Persistence trace functions, a new feature in the jitter and timing analysis option, offer an easy to use method for analyzing signal variations such as timing jitter and noise. While persistence displays, such as eye diagrams, offer fast qualitative views on signal jitter they are often hard to quantify. Persistence trace functions extend the usefulness of persistence displays by clearly showing the average, standard deviation, and range of waveform variations. The functions are derived from existing persistence displays and do not require re-acquisition of the data.

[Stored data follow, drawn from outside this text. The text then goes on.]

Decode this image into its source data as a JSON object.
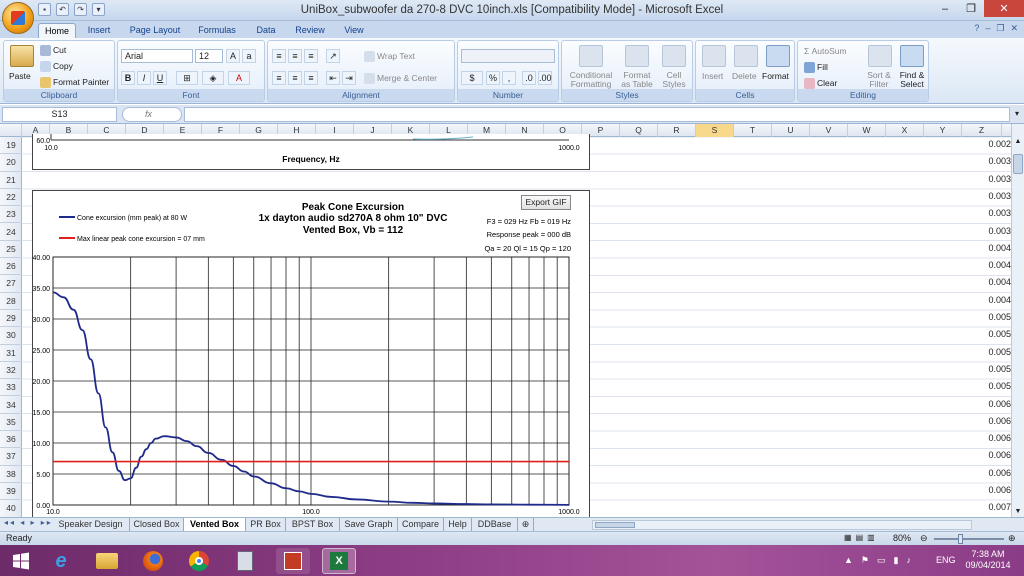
{
  "window": {
    "title": "UniBox_subwoofer da 270-8 DVC 10inch.xls  [Compatibility Mode]  -  Microsoft Excel"
  },
  "ribbon_tabs": [
    "Home",
    "Insert",
    "Page Layout",
    "Formulas",
    "Data",
    "Review",
    "View"
  ],
  "ribbon": {
    "clipboard": {
      "paste": "Paste",
      "cut": "Cut",
      "copy": "Copy",
      "format_painter": "Format Painter",
      "label": "Clipboard"
    },
    "font": {
      "name": "Arial",
      "size": "12",
      "label": "Font"
    },
    "alignment": {
      "wrap_text": "Wrap Text",
      "merge_center": "Merge & Center",
      "label": "Alignment"
    },
    "number": {
      "format": "",
      "label": "Number"
    },
    "styles": {
      "conditional": "Conditional Formatting",
      "format_table": "Format as Table",
      "cell_styles": "Cell Styles",
      "label": "Styles"
    },
    "cells": {
      "insert": "Insert",
      "delete": "Delete",
      "format": "Format",
      "label": "Cells"
    },
    "editing": {
      "autosum": "AutoSum",
      "fill": "Fill",
      "clear": "Clear",
      "sort_filter": "Sort & Filter",
      "find_select": "Find & Select",
      "label": "Editing"
    }
  },
  "formula_bar": {
    "name_box": "S13",
    "fx": "fx",
    "content": ""
  },
  "columns": [
    "A",
    "B",
    "C",
    "D",
    "E",
    "F",
    "G",
    "H",
    "I",
    "J",
    "K",
    "L",
    "M",
    "N",
    "O",
    "P",
    "Q",
    "R",
    "S",
    "T",
    "U",
    "V",
    "W",
    "X",
    "Y",
    "Z"
  ],
  "rows": [
    "19",
    "20",
    "21",
    "22",
    "23",
    "24",
    "25",
    "26",
    "27",
    "28",
    "29",
    "30",
    "31",
    "32",
    "33",
    "34",
    "35",
    "36",
    "37",
    "38",
    "39",
    "40"
  ],
  "column_z_values": [
    "0.002",
    "0.003",
    "0.003",
    "0.003",
    "0.003",
    "0.003",
    "0.004",
    "0.004",
    "0.004",
    "0.004",
    "0.005",
    "0.005",
    "0.005",
    "0.005",
    "0.005",
    "0.006",
    "0.006",
    "0.006",
    "0.006",
    "0.006",
    "0.006",
    "0.007"
  ],
  "top_chart": {
    "y_tick": "60.0",
    "x_ticks": [
      "10.0",
      "1000.0"
    ],
    "xlabel": "Frequency, Hz"
  },
  "chart_data": {
    "type": "line",
    "title": "Peak Cone Excursion",
    "subtitle_lines": [
      "1x dayton audio sd270A 8 ohm  10\" DVC",
      "Vented Box, Vb = 112"
    ],
    "x_scale": "log",
    "xlim": [
      10,
      1000
    ],
    "ylim": [
      0,
      40
    ],
    "x_tick_labels": [
      "10.0",
      "100.0",
      "1000.0"
    ],
    "y_tick_labels": [
      "40.00",
      "35.00",
      "30.00",
      "25.00",
      "20.00",
      "15.00",
      "10.00",
      "5.00",
      "0.00"
    ],
    "series": [
      {
        "name": "Cone excursion (mm peak) at 80 W",
        "color": "#1f2a8a",
        "x": [
          10,
          11,
          12,
          13,
          14,
          15,
          16,
          17,
          18,
          19,
          20,
          21,
          22,
          23,
          24,
          25,
          27,
          30,
          33,
          36,
          40,
          45,
          50,
          55,
          60,
          70,
          80,
          90,
          100,
          120,
          150,
          200,
          250,
          300,
          400,
          500,
          700,
          1000
        ],
        "values": [
          34.3,
          33.5,
          31.5,
          28.2,
          23.5,
          18.0,
          12.5,
          8.5,
          5.5,
          4.0,
          4.3,
          6.0,
          7.8,
          9.0,
          10.0,
          10.7,
          11.1,
          10.9,
          10.3,
          9.5,
          8.4,
          7.3,
          6.3,
          5.4,
          4.6,
          3.5,
          2.7,
          2.2,
          1.8,
          1.3,
          0.9,
          0.55,
          0.35,
          0.25,
          0.15,
          0.1,
          0.05,
          0.02
        ]
      },
      {
        "name": "Max linear peak cone excursion = 07 mm",
        "color": "#e0201c",
        "x": [
          10,
          1000
        ],
        "values": [
          7,
          7
        ]
      }
    ],
    "annotations": [
      "F3 = 029 Hz  Fb = 019 Hz",
      "Response peak = 000 dB",
      "Qa = 20  Ql = 15  Qp = 120"
    ],
    "button": "Export GIF"
  },
  "sheet_tabs": [
    "Speaker Design",
    "Closed Box",
    "Vented Box",
    "PR Box",
    "BPST Box",
    "Save Graph",
    "Compare",
    "Help",
    "DDBase"
  ],
  "active_sheet": "Vented Box",
  "status": {
    "ready": "Ready",
    "zoom": "80%"
  },
  "taskbar": {
    "lang": "ENG",
    "time": "7:38 AM",
    "date": "09/04/2014"
  }
}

An example of persistence trace displays is shown in figure 1. The top trace (Channel 2) is the acquired persistence display. The pulse shows a variation in the amplitude and the color variations of the color graded analog persistence display indicate the probability distribution of amplitude values.

Figure 1:

Example of jitter analysis using persistence trace functions for showing average, standard deviation, and range of the noise on a pulse waveform

Trace A is the persistence trace average function showing the mean amplitude.

Trace B is the persistence trace sigma function. It shows the limits of signal variation corresponding to ± 1 standard deviation (± 1 σ). The user can set the limits using the “scale to” entry field. Limits can be set in the range of 0.5 to 10 σ.

The bottom trace, trace C, is the persistence trace range function. It shows the maximum limits of signal variation equivalent to the peak to peak value. In the persistence trace range setup the user can limit the percentage of the total population used to generate the function from 0.5 % to 100.0 %.

The persistence trace functions are based on multiple waveforms acquired and stored in a persistence map. The sample locations on each acquired trace are determined with 10 ps resolution. This results in a displayed trace with a maximum effective sampling rate of 100 GS/s.

Using the persistence trace functions the user has an intermediate analysis tool between the basic persistence display and the more rigorous histogram functions. It is a graphic, easy to use technique for quantifying signal variations.